Today Robin brings us behind the scenes on a photshoot from the Spring/Summer Twist. Read about how our families get involved with the little details, and how we go on adventures in unseasonable weather to bring you these garments and stories.
When you flip through the magazine, you see only the finished product, not the immense amount of time and work that goes into creating the images we use to entice Twist readers to knit the designs we publish.
This is a peek behind the scenes of the Bloom layout in the Spring issue of Twist. I have recently started working with Kate Gilbert as a production assistant on Twist. I had worked with Twist previously as a designer, but I am now living in Montreal and the opportunity arose to be involved in the production aspect of the magazine, so here is my first Twist photo shoot experience....
We were fortunate to be able to do a spring shoot on location, which is usually not possible due to our uncooperative Quebec weather and the amount of lead time needed before the issue is published. However, March is still rather un-spring-like here (as in there is an awful lot of brown, a little bit of green, and a whole lot of muck). So, to enhance the spring-like atmosphere, we made giant crepe paper flowers in bright juicy colors.

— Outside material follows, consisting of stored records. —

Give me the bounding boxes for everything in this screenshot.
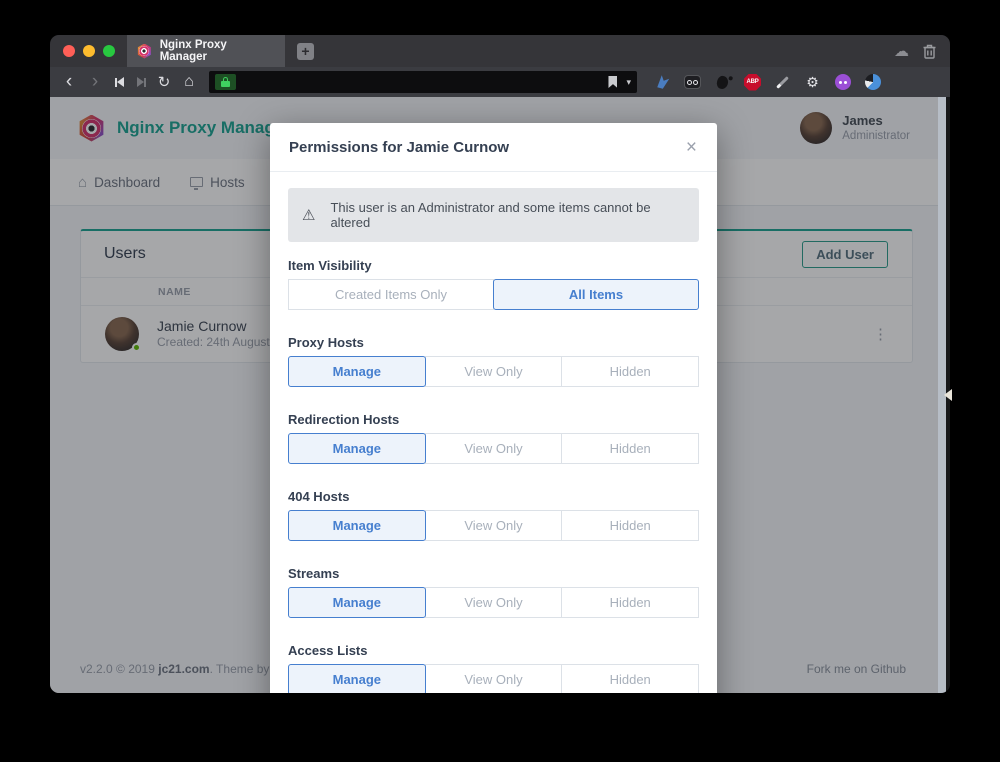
extension-mask-icon[interactable] (684, 74, 701, 91)
proxy-hosts-manage[interactable]: Manage (288, 356, 426, 387)
streams-view-only[interactable]: View Only (425, 587, 563, 618)
streams-label: Streams (288, 566, 699, 581)
reload-icon[interactable]: ↻ (155, 73, 173, 91)
minimize-window-button[interactable] (83, 45, 95, 57)
access-lists-label: Access Lists (288, 643, 699, 658)
alert-text: This user is an Administrator and some i… (330, 200, 685, 230)
tab-bar: Nginx Proxy Manager + ☁ (50, 35, 950, 67)
warning-icon: ⚠ (302, 206, 315, 224)
proxy-hosts-hidden[interactable]: Hidden (561, 356, 699, 387)
window-controls (50, 45, 127, 57)
modal-title: Permissions for Jamie Curnow (289, 139, 509, 156)
close-window-button[interactable] (63, 45, 75, 57)
window-edge-arrow[interactable] (944, 389, 952, 401)
browser-toolbar: ‹ › ↻ ⌂ ▾ ABP ⚙ (50, 67, 950, 97)
close-icon[interactable]: × (686, 141, 697, 155)
tab-favicon-npm-logo (137, 44, 152, 59)
browser-window: Nginx Proxy Manager + ☁ ‹ › ↻ ⌂ ▾ AB (50, 35, 950, 693)
404-hosts-view-only[interactable]: View Only (425, 510, 563, 541)
back-icon[interactable]: ‹ (59, 69, 79, 95)
zoom-window-button[interactable] (103, 45, 115, 57)
extension-footprint-icon[interactable] (714, 74, 731, 91)
forward-icon[interactable]: › (85, 69, 105, 95)
option-all-items[interactable]: All Items (493, 279, 699, 310)
redirection-hosts-label: Redirection Hosts (288, 412, 699, 427)
home-icon[interactable]: ⌂ (179, 73, 199, 91)
streams-manage[interactable]: Manage (288, 587, 426, 618)
skip-back-icon[interactable] (111, 77, 127, 87)
extension-purple-app-icon[interactable] (834, 74, 851, 91)
permissions-modal: Permissions for Jamie Curnow × ⚠ This us… (270, 123, 717, 693)
item-visibility-label: Item Visibility (288, 258, 699, 273)
url-bar[interactable]: ▾ (209, 71, 637, 93)
redirection-hosts-options: Manage View Only Hidden (288, 433, 699, 464)
404-hosts-manage[interactable]: Manage (288, 510, 426, 541)
skip-forward-icon[interactable] (133, 77, 149, 87)
extension-bird-icon[interactable] (654, 74, 671, 91)
item-visibility-options: Created Items Only All Items (288, 279, 699, 310)
extension-gear-icon[interactable]: ⚙ (804, 74, 821, 91)
404-hosts-options: Manage View Only Hidden (288, 510, 699, 541)
page-viewport: Nginx Proxy Manager James Administrator … (50, 97, 950, 693)
cloud-sync-icon[interactable]: ☁ (894, 42, 909, 60)
access-lists-manage[interactable]: Manage (288, 664, 426, 693)
admin-alert: ⚠ This user is an Administrator and some… (288, 188, 699, 242)
extension-gnome-icon[interactable] (864, 74, 881, 91)
streams-options: Manage View Only Hidden (288, 587, 699, 618)
trash-icon[interactable] (923, 44, 936, 59)
proxy-hosts-options: Manage View Only Hidden (288, 356, 699, 387)
extension-adblock-icon[interactable]: ABP (744, 74, 761, 91)
404-hosts-label: 404 Hosts (288, 489, 699, 504)
extension-icons: ABP ⚙ (654, 74, 881, 91)
chevron-down-icon[interactable]: ▾ (626, 77, 631, 88)
new-tab-button[interactable]: + (297, 43, 314, 60)
proxy-hosts-view-only[interactable]: View Only (425, 356, 563, 387)
streams-hidden[interactable]: Hidden (561, 587, 699, 618)
bookmark-icon[interactable] (608, 76, 617, 88)
access-lists-options: Manage View Only Hidden (288, 664, 699, 693)
redirection-hosts-manage[interactable]: Manage (288, 433, 426, 464)
option-created-items-only[interactable]: Created Items Only (288, 279, 494, 310)
extension-color-picker-icon[interactable] (774, 74, 791, 91)
browser-tab[interactable]: Nginx Proxy Manager (127, 35, 285, 67)
tab-title: Nginx Proxy Manager (160, 39, 275, 63)
access-lists-view-only[interactable]: View Only (425, 664, 563, 693)
redirection-hosts-view-only[interactable]: View Only (425, 433, 563, 464)
access-lists-hidden[interactable]: Hidden (561, 664, 699, 693)
proxy-hosts-label: Proxy Hosts (288, 335, 699, 350)
padlock-icon[interactable] (215, 74, 236, 90)
redirection-hosts-hidden[interactable]: Hidden (561, 433, 699, 464)
404-hosts-hidden[interactable]: Hidden (561, 510, 699, 541)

There are several steps involved in making crepe paper flowers. The first step is to run all over the city sourcing supplies, including the local building supply store (where you can see that in addition to being a knit designer, I am also quite handy with a hacksaw). These unstylish pipes would later be transformed into magnificent flower stems.

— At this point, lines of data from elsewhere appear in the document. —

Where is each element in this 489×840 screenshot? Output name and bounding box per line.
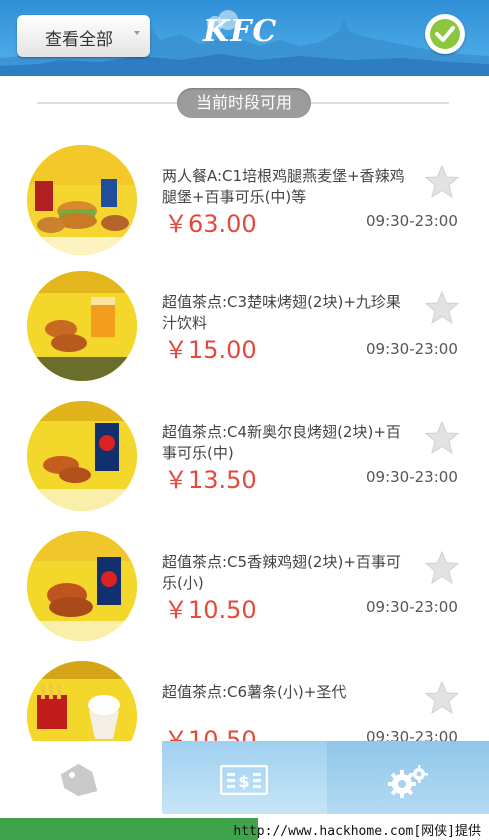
watermark-text: http://www.hackhome.com[网侠]提供 [233, 824, 481, 839]
favorite-star-icon[interactable] [424, 290, 460, 326]
item-hours: 09:30-23:00 [366, 468, 458, 486]
list-item[interactable]: 超值茶点:C6薯条(小)+圣代 ￥10.50 09:30-23:00 [0, 658, 489, 741]
view-all-label: 查看全部 [45, 30, 113, 50]
list-item[interactable]: 超值茶点:C3楚味烤翅(2块)+九珍果汁饮料 ￥15.00 09:30-23:0… [0, 268, 489, 398]
favorite-star-icon[interactable] [424, 550, 460, 586]
item-hours: 09:30-23:00 [366, 598, 458, 616]
divider-left [37, 102, 177, 104]
meal-image [27, 271, 137, 381]
tab-menu[interactable]: $ [162, 741, 327, 814]
item-title: 两人餐A:C1培根鸡腿燕麦堡+香辣鸡腿堡+百事可乐(中)等 [162, 167, 405, 206]
list-item[interactable]: 两人餐A:C1培根鸡腿燕麦堡+香辣鸡腿堡+百事可乐(中)等 ￥63.00 09:… [0, 142, 489, 272]
gear-icon [388, 765, 428, 798]
money-icon: $ [220, 765, 268, 795]
item-price: ￥15.00 [164, 336, 257, 364]
meal-image [27, 661, 137, 741]
meal-image [27, 145, 137, 255]
kfc-logo: KFC [203, 14, 278, 49]
bottom-tab-bar: $ [0, 741, 489, 814]
favorite-star-icon[interactable] [424, 420, 460, 456]
divider-right [311, 102, 449, 104]
watermark-bar: http://www.hackhome.com[网侠]提供 [0, 814, 489, 840]
checkmark-icon [430, 19, 460, 49]
meal-image [27, 401, 137, 511]
tag-icon [60, 763, 98, 797]
item-price: ￥13.50 [164, 466, 257, 494]
item-title: 超值茶点:C4新奥尔良烤翅(2块)+百事可乐(中) [162, 423, 401, 462]
coupon-list[interactable]: 两人餐A:C1培根鸡腿燕麦堡+香辣鸡腿堡+百事可乐(中)等 ￥63.00 09:… [0, 140, 489, 741]
svg-text:$: $ [238, 772, 249, 791]
view-all-button[interactable]: 查看全部 [17, 15, 150, 57]
list-item[interactable]: 超值茶点:C5香辣鸡翅(2块)+百事可乐(小) ￥10.50 09:30-23:… [0, 528, 489, 658]
app-header: 查看全部 KFC [0, 0, 489, 76]
item-price: ￥63.00 [164, 210, 257, 238]
item-title: 超值茶点:C6薯条(小)+圣代 [162, 683, 347, 701]
favorite-star-icon[interactable] [424, 680, 460, 716]
item-price: ￥10.50 [164, 726, 257, 741]
item-title: 超值茶点:C3楚味烤翅(2块)+九珍果汁饮料 [162, 293, 401, 332]
favorite-star-icon[interactable] [424, 164, 460, 200]
available-now-badge: 当前时段可用 [177, 88, 311, 118]
list-item[interactable]: 超值茶点:C4新奥尔良烤翅(2块)+百事可乐(中) ￥13.50 09:30-2… [0, 398, 489, 528]
corner-indicator-icon [134, 31, 140, 35]
meal-image [27, 531, 137, 641]
item-price: ￥10.50 [164, 596, 257, 624]
tab-coupons[interactable] [0, 741, 162, 814]
item-hours: 09:30-23:00 [366, 728, 458, 741]
item-hours: 09:30-23:00 [366, 340, 458, 358]
tab-settings[interactable] [327, 741, 489, 814]
item-title: 超值茶点:C5香辣鸡翅(2块)+百事可乐(小) [162, 553, 401, 592]
confirm-button[interactable] [425, 14, 465, 54]
watermark-accent [0, 818, 258, 840]
item-hours: 09:30-23:00 [366, 212, 458, 230]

The next step is to conscript all family members into the Paper Flower Workshop:
Here is Kate’s husband, Fred, exhausted on the floor after a long evening of cutting out petals and wrapping metal pipe in floral tape (at which he excels). Notice how he is not visibly chained, and I swear we did feed him. Children are also adept at assembling small parts, though we have no photographic evidence.
The photographer, Jane Heller, has a great location for us to shoot on, which is in the country but only about an hour from the city. With the car stuffed to the seams with pretty sweaters, paper flowers,and lovely models, we headed out of the city (it’s a wonderful city, but it’s always nice to have a nature interlude).
Jane fired up the tractor (we ride in style at Twist), I stared down the horse so he wouldn’t make a break for the open gate, and we went off into the woods for the field where we were planning to shoot. By this time, I was dying to know if Jane would let me drive the tractor.
It looks like a pleasant day but the poor models were frozen – we wrapped them up in parkas and blankets between outfits to try and keep them warm.
You’ve seen the spread so you know the result of most of what went on for the next several hours.
While we were packing up to go back through the woods, I finally worked up the nerve to ask Jane if I could drive the tractor (we had just met after all), and OMG SHE SAID YES!
Here Jane is pointing out the throttle. That little lever you see near my knee is the choke. This tractor was old school. I would have also liked to have a try at the old Soviet tractor in the background, with the pink basket on the front, but it was not to be.
So I got to drive it all the way back through the woods to the farm, where CBC radio was also there, recording a show. I also learned a valuable lesson. CBC sound technicians do not like it when you drive a tractor all up in their business, with the throttle open way too far for second gear, while whooping with excitement that you are, in fact, driving a tractor.